• Ueno Early Stroll

    14 de febrero de 2025, Japón ⋅ ⛅ 7 °C

    At 2:30 AM, I found myself wide awake..

    We decided to explore the Ueno area first thing —
    wandered north to Ueno, where the streets, still snoozing, felt like a private playground. Most shops don’t open until 10 AM, so the only sounds were my footsteps and the occasional crow, probably judging my life choices.

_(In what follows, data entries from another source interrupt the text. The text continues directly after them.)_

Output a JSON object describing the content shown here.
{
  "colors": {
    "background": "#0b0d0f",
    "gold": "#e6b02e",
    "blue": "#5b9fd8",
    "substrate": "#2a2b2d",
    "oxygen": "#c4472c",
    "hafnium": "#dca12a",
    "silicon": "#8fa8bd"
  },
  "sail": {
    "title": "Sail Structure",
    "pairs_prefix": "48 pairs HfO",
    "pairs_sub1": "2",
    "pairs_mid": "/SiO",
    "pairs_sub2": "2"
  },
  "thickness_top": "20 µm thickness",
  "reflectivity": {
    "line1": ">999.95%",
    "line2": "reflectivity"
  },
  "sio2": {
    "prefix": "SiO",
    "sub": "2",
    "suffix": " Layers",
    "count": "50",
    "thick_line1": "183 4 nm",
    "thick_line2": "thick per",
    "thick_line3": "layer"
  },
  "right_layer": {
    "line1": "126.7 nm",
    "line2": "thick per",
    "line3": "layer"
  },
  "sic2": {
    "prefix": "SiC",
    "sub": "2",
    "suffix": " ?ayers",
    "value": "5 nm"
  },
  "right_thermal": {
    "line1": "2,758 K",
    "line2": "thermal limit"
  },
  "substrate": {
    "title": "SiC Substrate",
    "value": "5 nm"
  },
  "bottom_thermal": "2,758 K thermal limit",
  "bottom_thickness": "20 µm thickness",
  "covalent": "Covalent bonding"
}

    Ueno Park was calm and mysterious in the early morning haze, and that’s when I met the tree—a pine with a perfectly circular branch known as the “Moon Pine.” It’s like nature decided to get artsy. This whimsical wonder, near the Kiyomizu Kannon-dō Temple, was so famous that Hiroshige featured it in an ukiyo-e print back in 1856. The original tree got KO’d by a typhoon during the Meiji era, but they brought it back in 2012 with some serious landscaping magic.

    As the sun climbed higher and shutters rolled up, I wandered into Ameya-Yokocho, or “Ameyoko,” a street that really knows how to hustle. Once a black market hotspot for American military surplus after World War II, it’s now a sensory overload of everything you didn’t know you needed.

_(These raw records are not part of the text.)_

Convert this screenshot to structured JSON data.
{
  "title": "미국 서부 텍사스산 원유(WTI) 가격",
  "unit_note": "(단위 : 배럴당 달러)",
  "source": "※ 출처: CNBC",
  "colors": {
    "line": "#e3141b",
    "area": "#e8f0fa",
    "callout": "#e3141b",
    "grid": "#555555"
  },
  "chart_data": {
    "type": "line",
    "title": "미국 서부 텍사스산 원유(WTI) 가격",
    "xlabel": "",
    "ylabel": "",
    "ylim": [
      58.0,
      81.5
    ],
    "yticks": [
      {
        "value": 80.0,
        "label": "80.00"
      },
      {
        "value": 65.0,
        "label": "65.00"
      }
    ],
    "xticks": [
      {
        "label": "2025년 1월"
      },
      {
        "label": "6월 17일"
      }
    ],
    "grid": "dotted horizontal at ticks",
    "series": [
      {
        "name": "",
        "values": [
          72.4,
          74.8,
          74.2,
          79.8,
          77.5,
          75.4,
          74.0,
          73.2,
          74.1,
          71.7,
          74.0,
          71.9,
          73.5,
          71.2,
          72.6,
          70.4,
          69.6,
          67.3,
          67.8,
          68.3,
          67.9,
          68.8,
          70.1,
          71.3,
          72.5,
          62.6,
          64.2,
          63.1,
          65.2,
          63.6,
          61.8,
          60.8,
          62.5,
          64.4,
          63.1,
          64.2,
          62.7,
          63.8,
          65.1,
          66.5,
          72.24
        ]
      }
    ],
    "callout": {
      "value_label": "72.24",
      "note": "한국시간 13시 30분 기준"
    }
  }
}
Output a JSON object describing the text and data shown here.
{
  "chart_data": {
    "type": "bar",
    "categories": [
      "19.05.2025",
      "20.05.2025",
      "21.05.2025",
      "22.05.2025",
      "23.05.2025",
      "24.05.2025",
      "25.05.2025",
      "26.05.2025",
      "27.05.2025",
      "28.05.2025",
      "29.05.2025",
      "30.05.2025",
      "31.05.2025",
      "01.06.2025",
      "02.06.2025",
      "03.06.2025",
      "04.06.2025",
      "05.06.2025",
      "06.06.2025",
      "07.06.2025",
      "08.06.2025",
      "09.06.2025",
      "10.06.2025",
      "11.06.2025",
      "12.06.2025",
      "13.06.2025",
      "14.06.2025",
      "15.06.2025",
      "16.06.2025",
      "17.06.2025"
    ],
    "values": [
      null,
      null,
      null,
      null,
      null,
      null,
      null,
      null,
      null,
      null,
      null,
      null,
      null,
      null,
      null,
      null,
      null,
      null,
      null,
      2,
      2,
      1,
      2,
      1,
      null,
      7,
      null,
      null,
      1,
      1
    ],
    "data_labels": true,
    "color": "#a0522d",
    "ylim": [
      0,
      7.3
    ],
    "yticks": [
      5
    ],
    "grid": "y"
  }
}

    The name “Ameyoko” has a double meaning: it could be from “Ameya” (candy store) because the area was once packed with sweet shops when sugar was scarce, or from “America” because, well, it was loaded with U.S. goods back in the day. Now, it’s a wild bazaar with over 400 shops hawking fresh seafood (yes, giant crab legs on ice!), white strawberries (fancy and mysterious), Nike sneakers, secondhand Hermès bags, and pretty much anything else you can imagine. It’s chaotic, loud, and completely fabulous.